Ao proibir administradoras de cartão de crédito de participar do projeto de pagamentos via WhatsApp, o Banco Central (BC) determinou a suspensão total do Facebook Pay no Brasil, onde o sistema faria sua estreia mundial.
O projeto havia sido anunciado no dia 15 pela conta de Mark Zuckerberg em sua rede social, com parceria do banco cooperativo de origem gaúcha Sicredi. No comunicado do BC do início da noite de terça-feira (23), são citadas apenas Visa e Mastercard, mas a coluna checou e confirmou que todo o sistema está suspenso, inclusive para Banco do Brasil, Nubank e Sicredi.

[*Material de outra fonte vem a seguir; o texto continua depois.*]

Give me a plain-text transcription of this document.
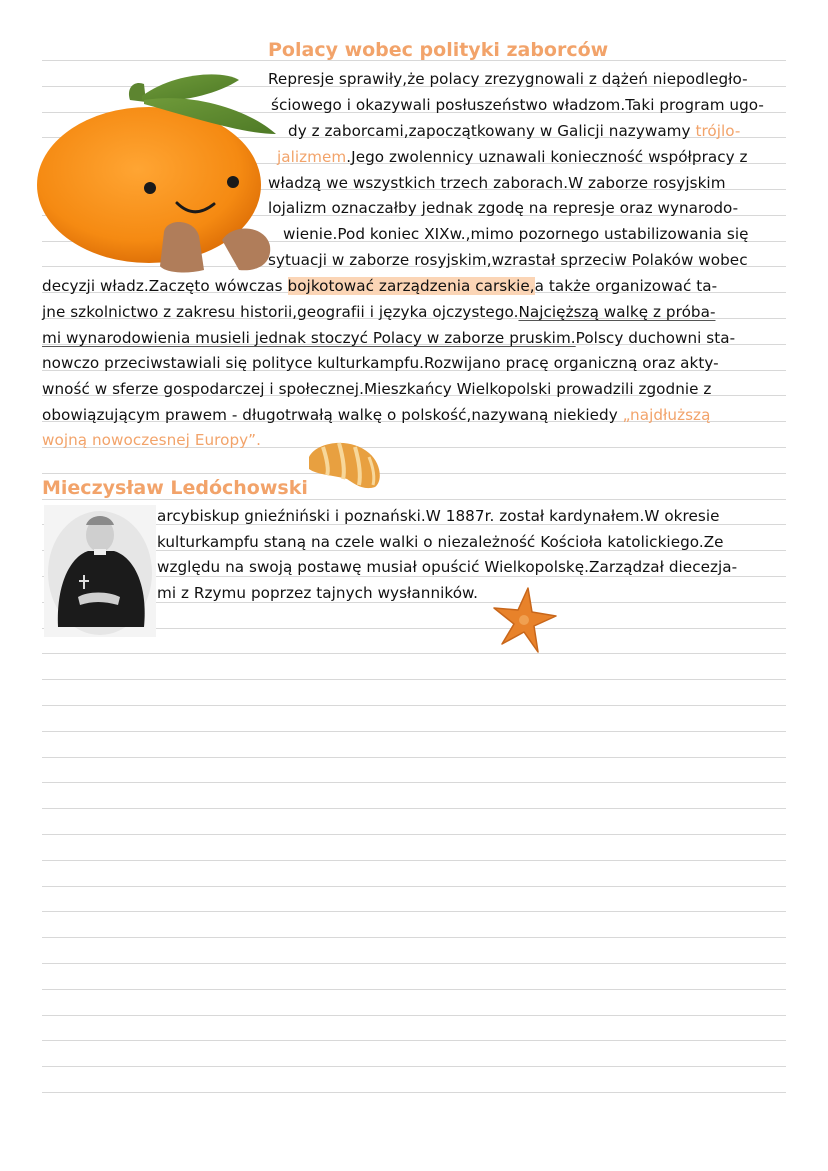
Polacy wobec polityki zaborców
Represje sprawiły,że polacy zrezygnowali z dążeń niepodległo-
ściowego i okazywali posłuszeństwo władzom.Taki program ugo-
dy z zaborcami,zapoczątkowany w Galicji nazywamy trójlo-
jalizmem.Jego zwolennicy uznawali konieczność współpracy z
władzą we wszystkich trzech zaborach.W zaborze rosyjskim
lojalizm oznaczałby jednak zgodę na represje oraz wynarodo-
wienie.Pod koniec XIXw.,mimo pozornego ustabilizowania się
sytuacji w zaborze rosyjskim,wzrastał sprzeciw Polaków wobec
decyzji władz.Zaczęto wówczas bojkotować zarządzenia carskie,a także organizować ta-
jne szkolnictwo z zakresu historii,geografii i języka ojczystego.Najcięższą walkę z próba-
mi wynarodowienia musieli jednak stoczyć Polacy w zaborze pruskim.Polscy duchowni sta-
nowczo przeciwstawiali się polityce kulturkampfu.Rozwijano pracę organiczną oraz akty-
wność w sferze gospodarczej i społecznej.Mieszkańcy Wielkopolski prowadzili zgodnie z
obowiązującym prawem - długotrwałą walkę o polskość,nazywaną niekiedy „najdłuższą
wojną nowoczesnej Europy”.
Mieczysław Ledóchowski
arcybiskup gnieźniński i poznański.W 1887r. został kardynałem.W okresie
kulturkampfu staną na czele walki o niezależność Kościoła katolickiego.Ze
względu na swoją postawę musiał opuścić Wielkopolskę.Zarządzał diecezja-
mi z Rzymu poprzez tajnych wysłanników.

No sistema financeiro e no ecossistema de inovação, há um forte debate sobre o que deu errado no movimento do poderoso Zuck. Uma das conclusões é que houve excesso de confiança ao escolher o Brasil para o lançamento mundial do sistema de pagamentos, porque o país é reconhecido internacionalmente como um dos que mais regula atividades financeiras. Na justificativa do BC, isso fica claro: "Nova solução de pagamentos depende de prévia autorização do BC".
No ecossistema de inovação, há uma controvérsia. Um grupo considera a decisão do BC limitadora de avanços tecnológicos que virão inevitavelmente e são importantes nesse momento de salto nas transações eletrônicas. O WeChat, espécie de equivalente chinês do WhatsApp, que estreou a funcionalidade de pagamento em janeiro de 2011, é sempre citado.
Nessa linha de raciocínio, operam no Brasil, sem restrições, sistemas semelhantes, como o Apple Pay e o Samsung Pay. Neste caso, o que pode ter feito diferença é a abrangência do WhatsApp no Brasil, que tem 120 milhões de usuários estimados no Brasil. O alcance seria muito maior do que os outros serviços.
No entanto, há outras ponderações. Uma fonte que tem familiaridade com sistemas de pagamento observa que as empresas de Zuck lançaram um produto que seria concorrente ao modelo aberto do BC, sem possibilidade de interagir com os demais, o que é chamado de "interoperabilidade" no segmento. Desse ponto de vista, o BC estaria tentando manter um ambiente que permita a qualquer fintech atuar no mercado em igualdade de condições, sem vantagens estruturais.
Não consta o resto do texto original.